ABD Başkanı Donald Trump, ‘Türkiye'yi ekonomik yönden mahvederiz' tehdidinin ardından Cumhurbaşkanı Tayyip Erdoğan ile telefon görüşmesi gerçekleştirdi.

Ankara'nın Trump'a tepkileri Türkiye kamuoyunda ‘yumuşak' bulunurken, Trump'ın kimin nasıl tesis edeceğini belirtmeden "20 millik güvenli bölge yarat" ifadelerini kullanarak yazdıkları üzerinden ‘tampon bölge' tartışmaları başladı.

Sputnik'teki haber şöyle:

ABD tarafının açıklamasında yer almasa da Cumhurbaşkanı Erdoğan, Trump ile konuşmasından ‘tampon bölge' meselesini öne çıkartarak bunu Türkiye'nin kurmasında uzlaşma olduğunu açıkladı. Erdoğan buradan yola çıkarak Suriyeliler için bahçeli evler inşa edilecek, yerel idareyi Türkiye'nin şekillendireceği bir bölge manzarası çizdi.

Son tartışmaları Şam'da uzun yıllar görev yapmış Gazete Duvar internet sitesi yazarı ve Artı Tv yorumcusu, gazeteci Musa Özuğurlu ile konuştuk.

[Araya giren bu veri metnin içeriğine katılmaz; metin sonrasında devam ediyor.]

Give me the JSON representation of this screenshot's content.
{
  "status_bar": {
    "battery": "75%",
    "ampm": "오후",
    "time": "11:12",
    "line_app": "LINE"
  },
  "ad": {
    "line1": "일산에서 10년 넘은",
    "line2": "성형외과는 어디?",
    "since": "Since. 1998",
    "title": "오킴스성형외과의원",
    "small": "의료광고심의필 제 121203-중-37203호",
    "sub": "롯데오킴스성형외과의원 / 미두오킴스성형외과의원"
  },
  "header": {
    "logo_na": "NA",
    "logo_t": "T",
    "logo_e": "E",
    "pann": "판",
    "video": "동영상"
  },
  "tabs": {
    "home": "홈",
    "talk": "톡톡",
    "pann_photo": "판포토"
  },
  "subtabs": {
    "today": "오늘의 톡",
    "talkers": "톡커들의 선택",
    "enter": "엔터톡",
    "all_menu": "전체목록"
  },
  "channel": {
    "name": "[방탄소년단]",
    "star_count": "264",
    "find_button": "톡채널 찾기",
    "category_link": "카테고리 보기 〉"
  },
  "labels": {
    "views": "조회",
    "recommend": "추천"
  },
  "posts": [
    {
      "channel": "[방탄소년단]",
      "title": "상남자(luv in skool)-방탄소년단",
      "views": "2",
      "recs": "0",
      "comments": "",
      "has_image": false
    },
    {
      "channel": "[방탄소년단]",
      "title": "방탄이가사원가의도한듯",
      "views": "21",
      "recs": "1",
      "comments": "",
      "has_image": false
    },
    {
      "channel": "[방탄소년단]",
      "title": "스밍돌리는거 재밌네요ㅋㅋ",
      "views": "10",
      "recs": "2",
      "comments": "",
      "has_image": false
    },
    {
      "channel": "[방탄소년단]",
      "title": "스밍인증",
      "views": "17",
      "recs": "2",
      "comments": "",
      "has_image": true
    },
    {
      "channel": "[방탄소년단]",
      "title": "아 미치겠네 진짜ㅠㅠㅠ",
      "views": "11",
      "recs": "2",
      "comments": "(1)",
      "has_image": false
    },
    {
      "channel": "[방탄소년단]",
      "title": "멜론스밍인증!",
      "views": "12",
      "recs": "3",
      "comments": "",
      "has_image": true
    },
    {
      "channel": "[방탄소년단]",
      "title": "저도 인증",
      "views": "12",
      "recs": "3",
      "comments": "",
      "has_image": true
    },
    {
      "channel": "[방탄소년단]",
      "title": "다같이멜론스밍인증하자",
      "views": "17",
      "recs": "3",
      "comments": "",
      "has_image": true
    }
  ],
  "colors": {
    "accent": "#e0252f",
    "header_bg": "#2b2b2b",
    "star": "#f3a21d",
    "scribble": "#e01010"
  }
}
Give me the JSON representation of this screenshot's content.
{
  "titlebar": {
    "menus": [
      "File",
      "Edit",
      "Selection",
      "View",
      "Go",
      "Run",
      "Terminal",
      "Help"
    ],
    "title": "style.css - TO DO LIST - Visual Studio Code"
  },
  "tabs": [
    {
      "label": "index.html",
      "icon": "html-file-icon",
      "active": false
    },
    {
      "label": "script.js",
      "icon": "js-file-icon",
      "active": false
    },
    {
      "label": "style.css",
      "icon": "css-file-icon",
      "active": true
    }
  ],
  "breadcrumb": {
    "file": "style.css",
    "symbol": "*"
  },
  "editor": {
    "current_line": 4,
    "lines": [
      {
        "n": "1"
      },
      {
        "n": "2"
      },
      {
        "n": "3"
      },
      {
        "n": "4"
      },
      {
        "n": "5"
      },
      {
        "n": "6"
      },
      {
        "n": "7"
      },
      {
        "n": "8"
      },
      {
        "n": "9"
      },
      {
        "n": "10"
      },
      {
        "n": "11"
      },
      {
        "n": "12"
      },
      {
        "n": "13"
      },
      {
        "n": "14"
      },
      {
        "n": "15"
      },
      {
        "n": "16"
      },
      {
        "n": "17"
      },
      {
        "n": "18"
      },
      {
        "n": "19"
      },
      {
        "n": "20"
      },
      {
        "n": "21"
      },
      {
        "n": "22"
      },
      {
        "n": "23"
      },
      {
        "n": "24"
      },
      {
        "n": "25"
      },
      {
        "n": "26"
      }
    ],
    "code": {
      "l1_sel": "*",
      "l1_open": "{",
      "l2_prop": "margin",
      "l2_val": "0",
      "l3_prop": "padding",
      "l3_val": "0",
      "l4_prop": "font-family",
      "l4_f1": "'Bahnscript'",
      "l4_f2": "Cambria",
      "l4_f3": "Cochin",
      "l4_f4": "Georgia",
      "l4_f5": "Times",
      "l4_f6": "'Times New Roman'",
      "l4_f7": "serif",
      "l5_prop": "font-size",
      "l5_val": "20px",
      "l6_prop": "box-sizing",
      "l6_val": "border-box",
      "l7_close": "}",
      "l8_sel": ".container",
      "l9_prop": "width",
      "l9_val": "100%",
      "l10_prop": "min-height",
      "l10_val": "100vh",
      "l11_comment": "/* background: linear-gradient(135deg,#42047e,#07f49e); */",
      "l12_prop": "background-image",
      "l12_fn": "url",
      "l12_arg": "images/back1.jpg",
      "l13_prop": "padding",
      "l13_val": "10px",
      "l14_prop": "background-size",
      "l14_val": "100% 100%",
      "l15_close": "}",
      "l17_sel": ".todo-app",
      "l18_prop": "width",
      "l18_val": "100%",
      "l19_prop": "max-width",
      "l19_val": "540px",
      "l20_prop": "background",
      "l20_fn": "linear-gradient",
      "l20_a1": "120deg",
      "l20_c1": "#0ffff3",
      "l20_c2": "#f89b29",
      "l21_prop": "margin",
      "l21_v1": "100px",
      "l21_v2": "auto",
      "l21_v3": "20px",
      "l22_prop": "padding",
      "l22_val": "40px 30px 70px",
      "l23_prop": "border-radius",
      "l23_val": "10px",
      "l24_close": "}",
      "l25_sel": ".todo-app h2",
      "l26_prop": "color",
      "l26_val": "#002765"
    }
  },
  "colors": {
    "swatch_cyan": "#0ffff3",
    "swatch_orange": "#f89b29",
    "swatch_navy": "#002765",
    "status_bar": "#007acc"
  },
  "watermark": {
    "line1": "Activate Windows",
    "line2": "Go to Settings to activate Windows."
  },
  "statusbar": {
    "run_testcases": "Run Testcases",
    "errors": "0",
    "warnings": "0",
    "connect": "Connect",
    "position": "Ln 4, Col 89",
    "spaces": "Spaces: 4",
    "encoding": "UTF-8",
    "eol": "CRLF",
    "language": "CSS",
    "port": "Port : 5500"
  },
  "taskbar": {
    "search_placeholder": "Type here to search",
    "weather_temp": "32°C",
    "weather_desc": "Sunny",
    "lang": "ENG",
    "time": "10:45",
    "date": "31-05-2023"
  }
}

‘TÜRKİYE, KÜRTLERE SALDIRI SÖYLEMİYLE RUSYA VE ŞAM'I KARŞISINA ALMIŞ OLDU'

Musa Özuğurlu'ya göre Trump yönetimi iki müttefikiyle, bir yandan Suriyeli Kürtler diğer yandan da Türkiye ile ilgili net tavır almak istemiyor ve denge kurmaya çalışıyor. ‘Tampon bölge' meselesinin ABD ile Türkiye'nin üzerinde uzlaşabileceği tek nokta olduğunu belirten Özuğurlu, ancak bunun pek çok sorunu beraberinde getireceğine dikkat çekti. Özuğurlu'ya göre ‘tampon bölge' bir yandan Ankara'nın Kürtlere müdahalesini önleyebilir, diğer yandan da Arap dünyası ile Türkiye arasında fiziki bir tampon Türkiye'ye karşı oluşturulabilir:

Recep Tayyip Erdoğan

"İki tarafın da istediği ortak çözümü bu olduğunu düşünebiliriz. Amerika Birleşik Devletleri bir taraftan Suriye'deki müttefikleriyle diğer taraftan Türkiye gibi bir müttefikini dengeli tutmaya çalışıyor. Bu nedenle bir tarafla ilgili olarak net bir tavır almak istemiyor. Trump'ın çıkışı, çok sert. Ama diğer yandan gerçekten de pratikte bir şekilde denge kurmaya çalıştığını görebiliyorum. Türkiye açısından da aynı durum söz konusu. Türkiye de bir yandan Amerika Birleşik Devletleri'ne Kürtlerle ilgili diş geçirebileceğinin farkında diğer yandan Amerika Birleşik Devletleri'nin en azından böyle bir çözümü önererek ya da bu çözümün hayata geçirilmesiyle birlikte ‘İstediğimizi aldık' derdinde. Dolayısıyla Türkiye ile Amerika Birleşik Devletleri arasında istememelerde ortada buluşabilecekleri tek nokta şu anda böyle bir tampon bölge gibi görünüyor. Bu beraberinde birçok sorunu da getirecektir, sonuçları da olacaktır. Benim tabirim Ankara da artık Suriye konusunda ya da Kürtler başlığı altında çok da adım atılamayacağı idrak edilmiş durumda. Mümkün olduğunca durumdan ne kadar faydalanabiliriz, onu düşünüyor Ankara. Bu nedenle tampon/güvenli bölge formülü bir çıkış olarak kullanılabilecek. Böyle bir formül bir taraftan Ankara'nın Kürtlere müdahalesini tamamen önleyecek, Amerika bunu da hesaplıyor, diğer yandan Arap dünyası ile Türkiye arasında fiziki bir tampon bu sefer Türkiye'ye karşı oluşturulmuş olacak. Ankara ne yaparsa yapsın, Kürtlerin herhangi bir şekilde o veya bu şekilde bir oluşum içinde olmasının önüne geçemiyor. Amerika Birleşik Devletleri, şu anda eğer o tampon bölgeyi gerçekten hayata geçirir ve Kürtleri de bunun güneyine alır ve ‘Türkiye tehlikesini' bir şekilde bertaraf ederse zaten amacına ulaşmış olacak."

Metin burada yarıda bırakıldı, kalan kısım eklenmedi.